A: We’re looking at a new class of airplanes – something called Low Cost Attritable Aircraft Technology (LCAAT), which is an unmanned aircraft that is cheaper than traditional manned aircraft, but meets capability requirements. Leadership has given us the [cost] goal of $3 million a plane, not counting the payload. That’s a lot different than what you see today with our strategic assets like an F-35 fighter, B-2 bomber or Global Hawk unmanned aircraft system. These cost millions, if not billions of dollars.
If we need something really cheap, but still require long-range capabilities to get where we need to go, composites are going to be the solution. But it may not be the kind of composites we use today. It may be something adopted from outside the aerospace industry that helps us achieve high volumes affordably so we can make a lot of these things.

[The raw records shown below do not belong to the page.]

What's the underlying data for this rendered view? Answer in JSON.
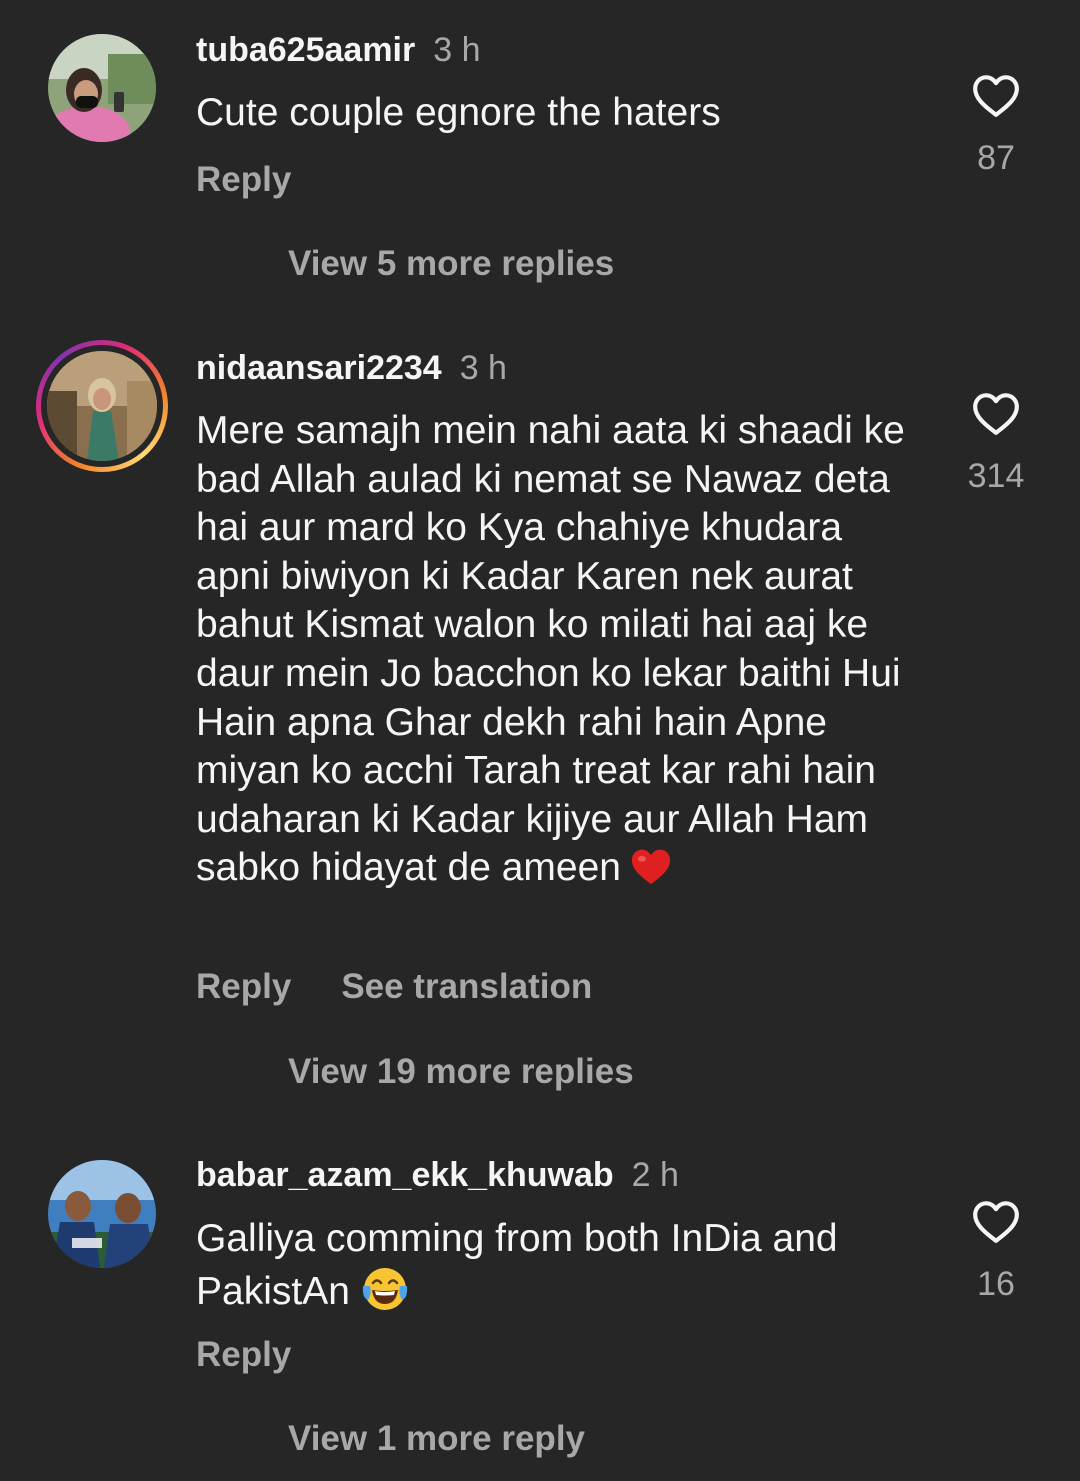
{
  "comments": [
    {
      "username": "tuba625aamir",
      "time": "3 h",
      "text": "Cute couple egnore the haters",
      "likes": "87",
      "reply_label": "Reply",
      "view_more": "View 5 more replies",
      "avatar_icon": "profile-photo-woman-with-phone"
    },
    {
      "username": "nidaansari2234",
      "time": "3 h",
      "text": "Mere samajh mein nahi aata ki shaadi ke bad Allah aulad ki nemat se Nawaz deta hai aur mard ko Kya chahiye khudara apni biwiyon ki Kadar Karen nek aurat bahut Kismat walon ko milati hai aaj ke daur mein Jo bacchon ko lekar baithi Hui Hain apna Ghar dekh rahi hain Apne miyan ko acchi Tarah treat kar rahi hain udaharan ki Kadar kijiye aur Allah Ham sabko hidayat de ameen",
      "emoji": "red-heart",
      "likes": "314",
      "reply_label": "Reply",
      "translate_label": "See translation",
      "view_more": "View 19 more replies",
      "has_story": true,
      "avatar_icon": "profile-photo-woman-in-green"
    },
    {
      "username": "babar_azam_ekk_khuwab",
      "time": "2 h",
      "text": "Galliya comming from both InDia and PakistAn",
      "emoji": "face-with-tears-of-joy",
      "likes": "16",
      "reply_label": "Reply",
      "view_more": "View 1 more reply",
      "avatar_icon": "profile-photo-cricketers"
    }
  ],
  "colors": {
    "background": "#262626",
    "primary_text": "#f5f5f5",
    "secondary_text": "#a8a8a8"
  }
}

Q: So if LCAAT isn’t going to utilize traditional aerospace material, can you elaborate on what those materials might be?
A: We’re looking at what’s going on in the automotive and marine sectors, more in terms of the processes than the material. We still need the performance to go 3,000 nautical miles, and our aircraft are still going to be sitting out on a runway in the sun, so we will need higher temperature capabilities compared to what a car in your driveway would see. The aircraft will fly at around Mach .9, so again temperature and range will drive us to aerospace materials. But we may need to look at some alternative manufacturing processes that offer us higher volumes and higher speeds.
Q: What projects is AFRL currently working on to advance composites in aerospace applications?
A: Within basic research, we are starting to look at how to merge additive manufacturing with composites. We’re looking at thermoset resins rather than thermoplastics, which is what you currently see today. Can we incorporate carbon fibers in a continuous manner? For several years we’ve also been researching multifunctional structures – looking at adding antennas in composites or embedding some kind of health monitoring system in composites. We’re still a long way off, but the more you can integrate into the structure, the better aerodynamic lines for your airplane.
We’re also working with DARPA [the Defense Advanced Research Projects Agency]. Composites are really good right now for big parts, but for small parts we default to aluminum because it’s a lot cheaper. What if we can make composite part sizes of 20 pounds or less as cheap or cheaper than aluminum? There are lots of those parts on airplanes. That could save a ton of weight if we could get the cost right.